Una vita dedicata alla medicina, la sua, sino a  che il suo nome è diventato quello di  uno dei medici più conosciuti d'Italia perché ha sperimentato ed ha proposto la terapia del plasma iperimmune per combattere il Covid.

Le sue parole:

“Costa poco, funziona benissimo, (58 su 58 i pazienti terminali da lui trattati e guariti) e non rende miliardario nessuno, forse è questo il problema” . “Io devo curare i miei pazienti, evitare che muoiano”.

“La missione di tutte le professioni deve essere quella di mettersi a servizio della Comunità”

“È questa la stranezza di questo Paese (...) chi ha lavorato 18 ore “ventre a terra” (come lui ndr) salvando persone, cercando di dare un senso alla sua attività e cercando di trovare delle chance terapeutiche è stato mandato al rogo come una strega, capite?”

Queste poche dichiarazioni rilasciate da lui  in un’ intervista nel 2020 sono forse le più efficaci per un principio di riflessione sull’ “uomo” De Donno.

Oggi, mentre si parla del suicidio del dottor De Donno, la Procura di Mantova ha aperto un'inchiesta per capire se possano esserci responsabilità di terzi per il gesto estremo.

Diversi sono ancora gli aspetti da accertare.

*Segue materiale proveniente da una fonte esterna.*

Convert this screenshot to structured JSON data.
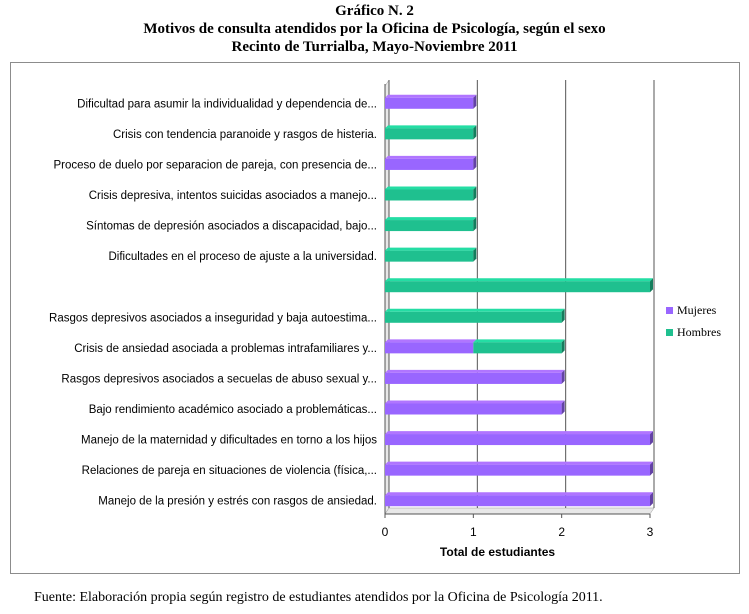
{
  "title_lines": [
    "Gráfico N. 2",
    "Motivos de consulta atendidos por la Oficina de Psicología, según el sexo",
    "Recinto de Turrialba, Mayo-Noviembre 2011"
  ],
  "source": "Fuente: Elaboración propia según registro de estudiantes atendidos por  la Oficina de Psicología 2011.",
  "colors": {
    "mujeres": "#9966ff",
    "hombres": "#1fc08f",
    "grid": "#000000"
  },
  "chart_data": {
    "type": "bar",
    "orientation": "horizontal",
    "stacked": true,
    "categories": [
      "Dificultad para asumir la individualidad y dependencia de...",
      "Crisis con tendencia paranoide y rasgos de histeria.",
      "Proceso de duelo por separacion de  pareja, con presencia de...",
      "Crisis depresiva, intentos suicidas asociados a manejo...",
      "Síntomas de depresión asociados a discapacidad, bajo...",
      "Dificultades en el proceso de ajuste a la universidad.",
      "",
      "Rasgos depresivos asociados a inseguridad y baja autoestima...",
      "Crisis de ansiedad asociada a problemas intrafamiliares y...",
      "Rasgos depresivos asociados a secuelas de abuso sexual y...",
      "Bajo rendimiento académico asociado a problemáticas...",
      "Manejo de la maternidad y dificultades en torno a los hijos",
      "Relaciones de pareja en situaciones de violencia (física,...",
      "Manejo de la  presión y estrés con rasgos de ansiedad."
    ],
    "series": [
      {
        "name": "Mujeres",
        "values": [
          1,
          0,
          1,
          0,
          0,
          0,
          0,
          0,
          1,
          2,
          2,
          3,
          3,
          3
        ]
      },
      {
        "name": "Hombres",
        "values": [
          0,
          1,
          0,
          1,
          1,
          1,
          3,
          2,
          1,
          0,
          0,
          0,
          0,
          0
        ]
      }
    ],
    "xlabel": "Total de estudiantes",
    "xticks": [
      "0",
      "1",
      "2",
      "3"
    ],
    "xlim": [
      0,
      3
    ],
    "grid": true,
    "legend": "right"
  }
}
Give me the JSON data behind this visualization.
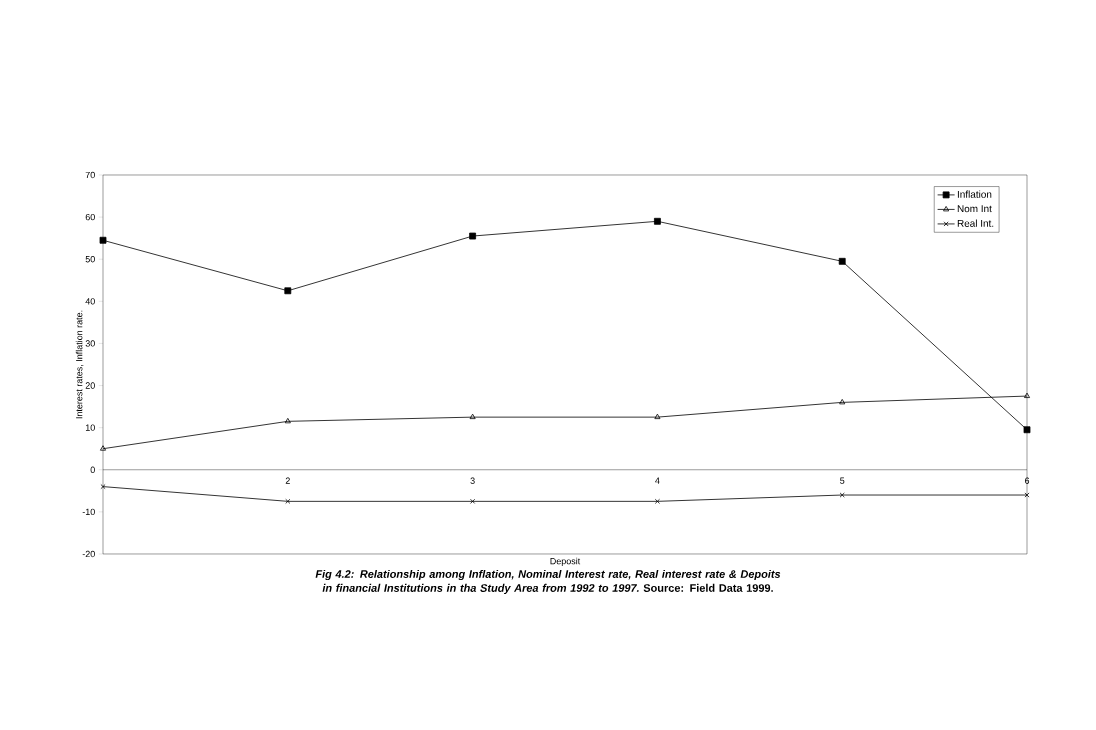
{
  "chart_data": {
    "type": "line",
    "xlabel": "Deposit",
    "ylabel": "Interest rates, Inflation rate.",
    "categories": [
      null,
      "2",
      "3",
      "4",
      "5",
      "6"
    ],
    "series": [
      {
        "name": "Inflation",
        "color": "#000000",
        "marker": "square",
        "values": [
          54.5,
          42.5,
          55.5,
          59,
          49.5,
          9.5
        ]
      },
      {
        "name": "Nom Int",
        "color": "#000000",
        "marker": "triangle",
        "values": [
          5,
          11.5,
          12.5,
          12.5,
          16,
          17.5
        ]
      },
      {
        "name": "Real Int.",
        "color": "#000000",
        "marker": "cross",
        "values": [
          -4,
          -7.5,
          -7.5,
          -7.5,
          -6,
          -6
        ]
      }
    ],
    "ylim": [
      -20,
      70
    ],
    "yticks": [
      -20,
      -10,
      0,
      10,
      20,
      30,
      40,
      50,
      60,
      70
    ],
    "grid": false,
    "legend": "top right",
    "line_style": "solid",
    "annotations": [
      "Fig 4.2: Relationship among Inflation, Nominal Interest rate, Real interest rate & Depoits in financial Institutions in tha Study Area from 1992 to 1997.",
      "Source: Field Data 1999."
    ]
  }
}
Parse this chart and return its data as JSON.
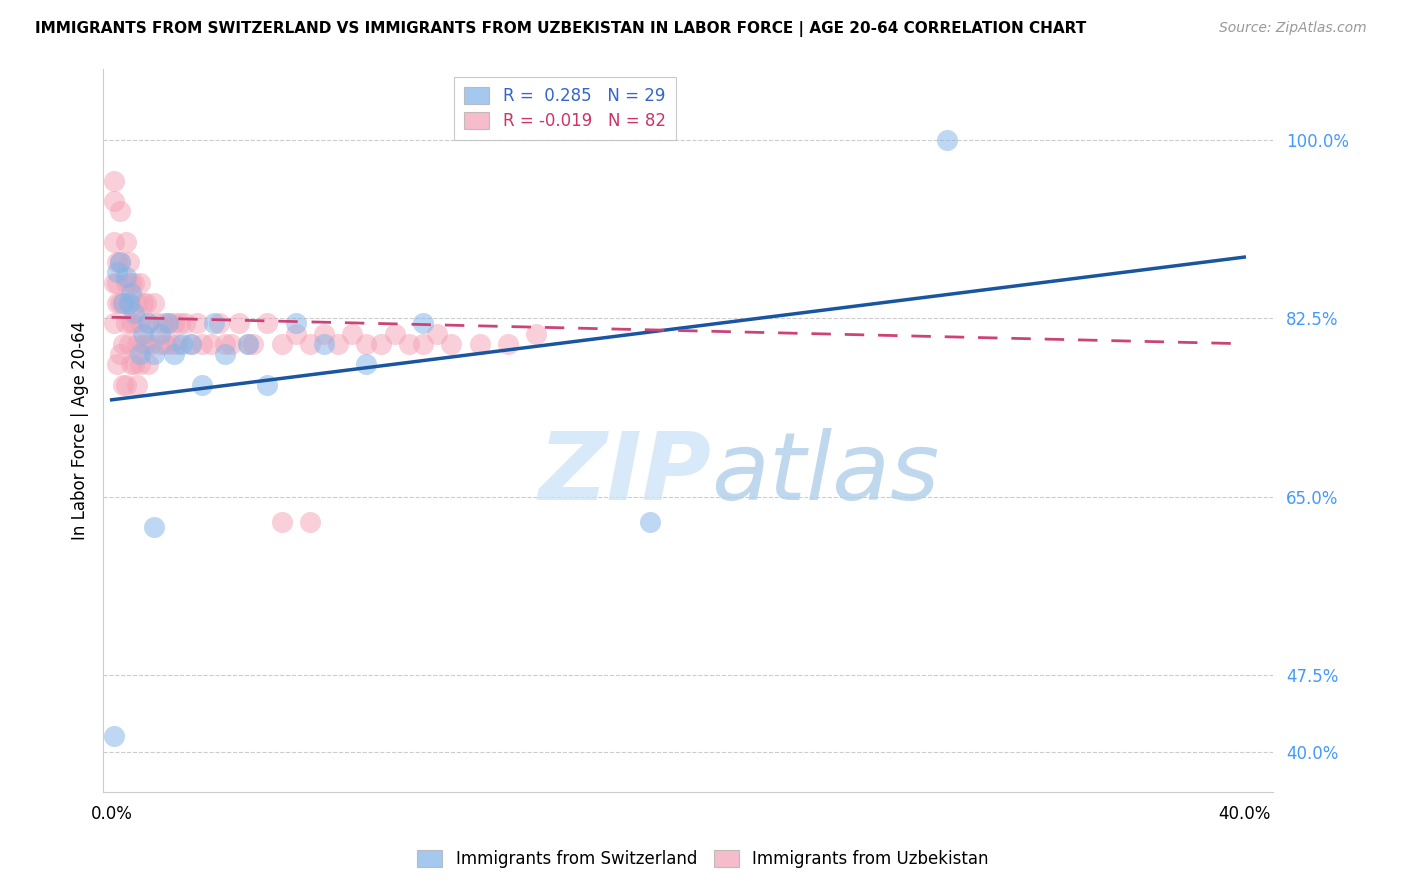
{
  "title": "IMMIGRANTS FROM SWITZERLAND VS IMMIGRANTS FROM UZBEKISTAN IN LABOR FORCE | AGE 20-64 CORRELATION CHART",
  "source": "Source: ZipAtlas.com",
  "ylabel": "In Labor Force | Age 20-64",
  "r_switzerland": 0.285,
  "n_switzerland": 29,
  "r_uzbekistan": -0.019,
  "n_uzbekistan": 82,
  "color_switzerland": "#7fb3e8",
  "color_uzbekistan": "#f4a0b5",
  "line_color_switzerland": "#1a55a0",
  "line_color_uzbekistan": "#cc4477",
  "xlim": [
    -0.003,
    0.41
  ],
  "ylim": [
    0.36,
    1.07
  ],
  "ytick_positions": [
    0.4,
    0.475,
    0.65,
    0.825,
    1.0
  ],
  "ytick_labels": [
    "40.0%",
    "47.5%",
    "65.0%",
    "82.5%",
    "100.0%"
  ],
  "xtick_positions": [
    0.0,
    0.05,
    0.1,
    0.15,
    0.2,
    0.25,
    0.3,
    0.35,
    0.4
  ],
  "xtick_labels": [
    "0.0%",
    "",
    "",
    "",
    "",
    "",
    "",
    "",
    "40.0%"
  ],
  "switzerland_x": [
    0.001,
    0.002,
    0.003,
    0.004,
    0.005,
    0.006,
    0.007,
    0.008,
    0.01,
    0.011,
    0.013,
    0.015,
    0.017,
    0.02,
    0.022,
    0.025,
    0.028,
    0.032,
    0.036,
    0.04,
    0.048,
    0.055,
    0.065,
    0.075,
    0.09,
    0.11,
    0.19,
    0.295,
    0.015
  ],
  "switzerland_y": [
    0.415,
    0.87,
    0.88,
    0.84,
    0.865,
    0.84,
    0.85,
    0.83,
    0.79,
    0.81,
    0.82,
    0.79,
    0.81,
    0.82,
    0.79,
    0.8,
    0.8,
    0.76,
    0.82,
    0.79,
    0.8,
    0.76,
    0.82,
    0.8,
    0.78,
    0.82,
    0.625,
    1.0,
    0.62
  ],
  "uzbekistan_x": [
    0.001,
    0.001,
    0.001,
    0.001,
    0.001,
    0.002,
    0.002,
    0.002,
    0.002,
    0.003,
    0.003,
    0.003,
    0.003,
    0.004,
    0.004,
    0.004,
    0.005,
    0.005,
    0.005,
    0.005,
    0.006,
    0.006,
    0.006,
    0.007,
    0.007,
    0.007,
    0.008,
    0.008,
    0.008,
    0.009,
    0.009,
    0.009,
    0.01,
    0.01,
    0.01,
    0.011,
    0.011,
    0.012,
    0.012,
    0.013,
    0.013,
    0.014,
    0.015,
    0.016,
    0.017,
    0.018,
    0.019,
    0.02,
    0.021,
    0.022,
    0.023,
    0.024,
    0.026,
    0.028,
    0.03,
    0.032,
    0.035,
    0.038,
    0.04,
    0.042,
    0.045,
    0.048,
    0.05,
    0.055,
    0.06,
    0.065,
    0.07,
    0.075,
    0.08,
    0.085,
    0.09,
    0.095,
    0.1,
    0.105,
    0.11,
    0.115,
    0.12,
    0.13,
    0.14,
    0.15,
    0.06,
    0.07
  ],
  "uzbekistan_y": [
    0.82,
    0.86,
    0.9,
    0.94,
    0.96,
    0.88,
    0.86,
    0.84,
    0.78,
    0.88,
    0.84,
    0.79,
    0.93,
    0.84,
    0.8,
    0.76,
    0.9,
    0.86,
    0.82,
    0.76,
    0.88,
    0.84,
    0.8,
    0.86,
    0.82,
    0.78,
    0.86,
    0.82,
    0.78,
    0.84,
    0.8,
    0.76,
    0.86,
    0.82,
    0.78,
    0.84,
    0.8,
    0.84,
    0.8,
    0.82,
    0.78,
    0.8,
    0.84,
    0.82,
    0.8,
    0.82,
    0.8,
    0.82,
    0.8,
    0.82,
    0.8,
    0.82,
    0.82,
    0.8,
    0.82,
    0.8,
    0.8,
    0.82,
    0.8,
    0.8,
    0.82,
    0.8,
    0.8,
    0.82,
    0.8,
    0.81,
    0.8,
    0.81,
    0.8,
    0.81,
    0.8,
    0.8,
    0.81,
    0.8,
    0.8,
    0.81,
    0.8,
    0.8,
    0.8,
    0.81,
    0.625,
    0.625
  ]
}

Secondo quanto trapela da fonti investigative, per gli inquirenti sono  ancora poco chiare le motivazioni che possono aver spinto l'ex primario a un tale gesto, ed è per questo che la procura di Mantova ha aperto formalmente un'inchiesta sul suicidio del medico.

Non si tratta quindi di “cavalcare l’onda” a supporto di  eventuali “teorie complottiste”.  Gli inquirenti sono impegnati nelle indagini di rito sul suicidio, tanto più visto che non è stato ritrovato alcun messaggio indirizzato ai familiari, e visto che  la morte del medico ha lasciato tutti sgomenti perché non c'erano stati segnali che potessero far pensare a un gesto estremo: «Con il nuovo lavoro di medico di base - ricorda il sindaco di Curtatone, legato a lui da una profonda amicizia  - l’avevamo visto felice della nuova opportunità. Io stesso lo avevo affiancato quando ai primi di giugno aveva annunciato che lasciava l'ospedale per dedicarsi alla medicina di base».